The tongs started as mutual societies but were soon central to the life of Chinese communities, becoming the unofficial local Chinese administration providing a social legal framework, arbitrating in disputes, operating a credit union and banking structure, offering welfare in needy cases and running schools. As members were frequently unrelated in place or clan, they pledged their allegiance to each other with an oath taking ceremony backed up by religious ritual, a secret code and body language. In other words, they became secret societies (Booth: The Dragon Syndicates: The Global Phenomenon of the Triads, 298).

What did the rituals of the tongs look like? Richard H. Dillon, author of The Hatchet Men: The Story of the Tong Wars in San Francisco’s Chinatown describes an initiation ceremony of the Chee Kong Tong, one of the first tongs in Chinatown. See the Appendix B to see the initiation ritual practice. Also in the Appendix, there is a picture of an initiation ceremony. The initiation ceremonies of the tongs are heavily influenced from Chinese culture. These specific rituals that the tong recruit goes through showcase the power and influence of the tongs on their members. They are joining a secret society through these various practices that are borrowed from the surrounding culture that is present in the Chinatown. These initiation ceremonies are just one facet that makes the tongs so unique from other criminal organizations.

The tongs are heavily influential in the Chinatowns because throughout their history they have been helping and at the same time oppressing the citizens of Chinatown. They become institutionalized in Chinatowns by providing services that help the Chinese immigrant to adapt and survive in the United States. With some legal services provided by the tongs, there are also illegal enterprises that are funded by the tongs. Booth describes some of the services by reporting:

Wherever Chinese communities sprang up, tongs provided services for them, organizing primitive sanitation, a watchman corps to look out for racist goons and even street lighting, yet their main provisions were gambling and opium dens, brothels, and doss houses. Legal opium was shipped in, illegal whores smuggled in hidden boxes or bales of cloth, or brought in overland from Vancouver (Booth: The Dragon Syndicates: The Global Phenomenon of the Triads, 298).

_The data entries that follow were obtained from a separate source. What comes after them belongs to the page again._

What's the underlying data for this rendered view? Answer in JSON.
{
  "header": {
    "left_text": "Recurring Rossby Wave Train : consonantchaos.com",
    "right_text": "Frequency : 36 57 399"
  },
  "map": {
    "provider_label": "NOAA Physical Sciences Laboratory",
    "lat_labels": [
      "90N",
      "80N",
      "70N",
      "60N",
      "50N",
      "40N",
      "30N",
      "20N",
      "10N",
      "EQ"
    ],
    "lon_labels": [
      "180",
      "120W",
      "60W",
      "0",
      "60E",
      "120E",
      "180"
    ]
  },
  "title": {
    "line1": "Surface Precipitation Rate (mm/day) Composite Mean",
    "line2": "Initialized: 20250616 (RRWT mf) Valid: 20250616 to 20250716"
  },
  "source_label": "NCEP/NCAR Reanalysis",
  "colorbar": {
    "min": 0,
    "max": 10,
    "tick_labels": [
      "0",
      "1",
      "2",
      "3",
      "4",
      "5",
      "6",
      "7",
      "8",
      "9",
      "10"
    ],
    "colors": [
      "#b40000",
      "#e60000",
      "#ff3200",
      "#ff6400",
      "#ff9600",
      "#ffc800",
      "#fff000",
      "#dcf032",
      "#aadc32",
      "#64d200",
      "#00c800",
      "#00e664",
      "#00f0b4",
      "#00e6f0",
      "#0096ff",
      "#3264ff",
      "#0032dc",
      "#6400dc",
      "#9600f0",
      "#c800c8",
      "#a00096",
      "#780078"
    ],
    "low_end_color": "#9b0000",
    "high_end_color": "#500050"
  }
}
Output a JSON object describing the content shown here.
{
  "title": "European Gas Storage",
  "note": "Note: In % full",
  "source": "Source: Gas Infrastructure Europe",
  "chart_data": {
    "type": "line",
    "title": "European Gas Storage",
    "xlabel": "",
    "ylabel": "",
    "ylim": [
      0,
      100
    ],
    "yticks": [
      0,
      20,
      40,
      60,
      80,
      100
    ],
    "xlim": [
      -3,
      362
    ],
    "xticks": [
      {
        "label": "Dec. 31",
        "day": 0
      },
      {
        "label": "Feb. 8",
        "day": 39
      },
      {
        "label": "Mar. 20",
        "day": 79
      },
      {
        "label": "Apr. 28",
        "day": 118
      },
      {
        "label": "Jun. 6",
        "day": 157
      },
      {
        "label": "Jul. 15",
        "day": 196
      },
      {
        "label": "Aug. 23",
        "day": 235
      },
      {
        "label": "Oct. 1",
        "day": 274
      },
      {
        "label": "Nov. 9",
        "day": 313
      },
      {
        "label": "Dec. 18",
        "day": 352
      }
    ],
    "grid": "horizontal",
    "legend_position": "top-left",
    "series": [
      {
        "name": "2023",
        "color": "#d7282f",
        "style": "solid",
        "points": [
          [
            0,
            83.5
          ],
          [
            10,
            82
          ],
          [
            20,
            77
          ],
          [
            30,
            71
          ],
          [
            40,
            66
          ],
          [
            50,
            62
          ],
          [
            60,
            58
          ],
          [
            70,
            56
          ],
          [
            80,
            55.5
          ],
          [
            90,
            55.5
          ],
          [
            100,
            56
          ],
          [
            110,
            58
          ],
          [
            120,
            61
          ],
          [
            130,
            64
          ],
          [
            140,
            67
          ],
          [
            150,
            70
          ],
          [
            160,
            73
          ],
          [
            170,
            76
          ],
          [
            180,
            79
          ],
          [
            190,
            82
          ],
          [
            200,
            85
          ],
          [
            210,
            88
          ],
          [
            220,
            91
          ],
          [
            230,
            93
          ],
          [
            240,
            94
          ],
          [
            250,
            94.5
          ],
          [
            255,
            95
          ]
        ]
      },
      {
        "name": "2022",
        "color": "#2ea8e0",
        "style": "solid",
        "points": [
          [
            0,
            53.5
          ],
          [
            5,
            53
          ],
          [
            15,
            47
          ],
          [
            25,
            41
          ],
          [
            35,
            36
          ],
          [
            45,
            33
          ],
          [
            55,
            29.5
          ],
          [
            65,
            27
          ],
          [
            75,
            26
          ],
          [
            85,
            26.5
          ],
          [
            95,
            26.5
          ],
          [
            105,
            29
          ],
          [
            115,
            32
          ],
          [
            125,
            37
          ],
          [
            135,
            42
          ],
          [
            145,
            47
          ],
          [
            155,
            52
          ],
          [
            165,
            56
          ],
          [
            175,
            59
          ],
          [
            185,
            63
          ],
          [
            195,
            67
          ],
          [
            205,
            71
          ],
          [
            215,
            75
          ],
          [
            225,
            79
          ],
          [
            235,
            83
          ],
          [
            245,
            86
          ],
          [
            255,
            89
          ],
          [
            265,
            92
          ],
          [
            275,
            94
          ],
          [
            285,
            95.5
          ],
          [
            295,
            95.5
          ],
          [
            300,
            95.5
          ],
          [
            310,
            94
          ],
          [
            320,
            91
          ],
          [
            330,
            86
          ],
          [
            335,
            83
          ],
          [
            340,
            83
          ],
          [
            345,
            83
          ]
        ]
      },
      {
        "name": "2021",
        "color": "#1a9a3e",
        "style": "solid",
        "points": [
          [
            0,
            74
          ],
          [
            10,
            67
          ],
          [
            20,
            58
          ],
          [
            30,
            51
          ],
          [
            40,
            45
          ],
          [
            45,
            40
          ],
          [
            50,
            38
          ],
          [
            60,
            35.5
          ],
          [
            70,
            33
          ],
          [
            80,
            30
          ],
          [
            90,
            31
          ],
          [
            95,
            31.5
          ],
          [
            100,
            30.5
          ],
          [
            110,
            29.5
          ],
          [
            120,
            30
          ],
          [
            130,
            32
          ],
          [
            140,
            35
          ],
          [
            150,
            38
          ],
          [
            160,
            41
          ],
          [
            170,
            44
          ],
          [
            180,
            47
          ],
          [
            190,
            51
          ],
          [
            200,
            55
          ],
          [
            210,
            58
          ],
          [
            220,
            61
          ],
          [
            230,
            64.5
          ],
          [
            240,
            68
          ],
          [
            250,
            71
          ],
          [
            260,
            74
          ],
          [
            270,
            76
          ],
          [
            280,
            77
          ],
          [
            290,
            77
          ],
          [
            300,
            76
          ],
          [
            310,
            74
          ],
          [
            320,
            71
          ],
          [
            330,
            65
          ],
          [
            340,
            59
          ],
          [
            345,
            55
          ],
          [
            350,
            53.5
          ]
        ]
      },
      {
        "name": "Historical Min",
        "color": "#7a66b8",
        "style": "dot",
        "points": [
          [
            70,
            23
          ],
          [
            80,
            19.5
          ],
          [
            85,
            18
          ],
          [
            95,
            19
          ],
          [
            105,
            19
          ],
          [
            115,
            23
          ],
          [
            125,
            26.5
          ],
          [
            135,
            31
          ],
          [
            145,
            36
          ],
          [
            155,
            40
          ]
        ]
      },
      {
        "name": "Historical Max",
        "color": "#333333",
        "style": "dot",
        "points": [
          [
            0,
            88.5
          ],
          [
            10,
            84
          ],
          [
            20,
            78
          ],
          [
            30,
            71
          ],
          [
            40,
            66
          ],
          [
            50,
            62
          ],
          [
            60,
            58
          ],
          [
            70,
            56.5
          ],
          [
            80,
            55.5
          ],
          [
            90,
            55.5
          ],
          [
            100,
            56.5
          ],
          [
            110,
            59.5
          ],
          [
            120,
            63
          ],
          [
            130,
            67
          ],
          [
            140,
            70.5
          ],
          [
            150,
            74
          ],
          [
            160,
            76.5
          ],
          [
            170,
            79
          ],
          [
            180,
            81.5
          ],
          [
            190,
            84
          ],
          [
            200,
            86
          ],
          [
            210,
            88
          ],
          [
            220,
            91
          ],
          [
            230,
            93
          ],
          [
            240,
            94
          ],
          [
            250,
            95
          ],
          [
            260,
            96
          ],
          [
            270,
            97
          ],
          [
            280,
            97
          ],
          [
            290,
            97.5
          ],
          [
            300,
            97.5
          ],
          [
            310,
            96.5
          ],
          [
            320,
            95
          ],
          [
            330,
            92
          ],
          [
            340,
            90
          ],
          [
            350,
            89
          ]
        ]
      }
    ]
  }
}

The tongs brought illegal enterprises to the doorsteps of Chinatown. See the Appendix to see pictures of opium dens from the turn of the century. The tongs that prospered in violence and in vice were called “highbinder” tongs. These are the groups who used violence in wielding their power. Early on, these “highbinder” tongs were called “hatchet men” because they used a Chinese cleaver as a weapon. They would use cleavers in order to “chop” their victims. The wound resulting from a “chopping” would be a symbol that this attack was done by the tongs. This act of using cleavers was also borrowed from the Triads located in China. See the Appendix to see pictures taken of chopping and the weapon that did the damage.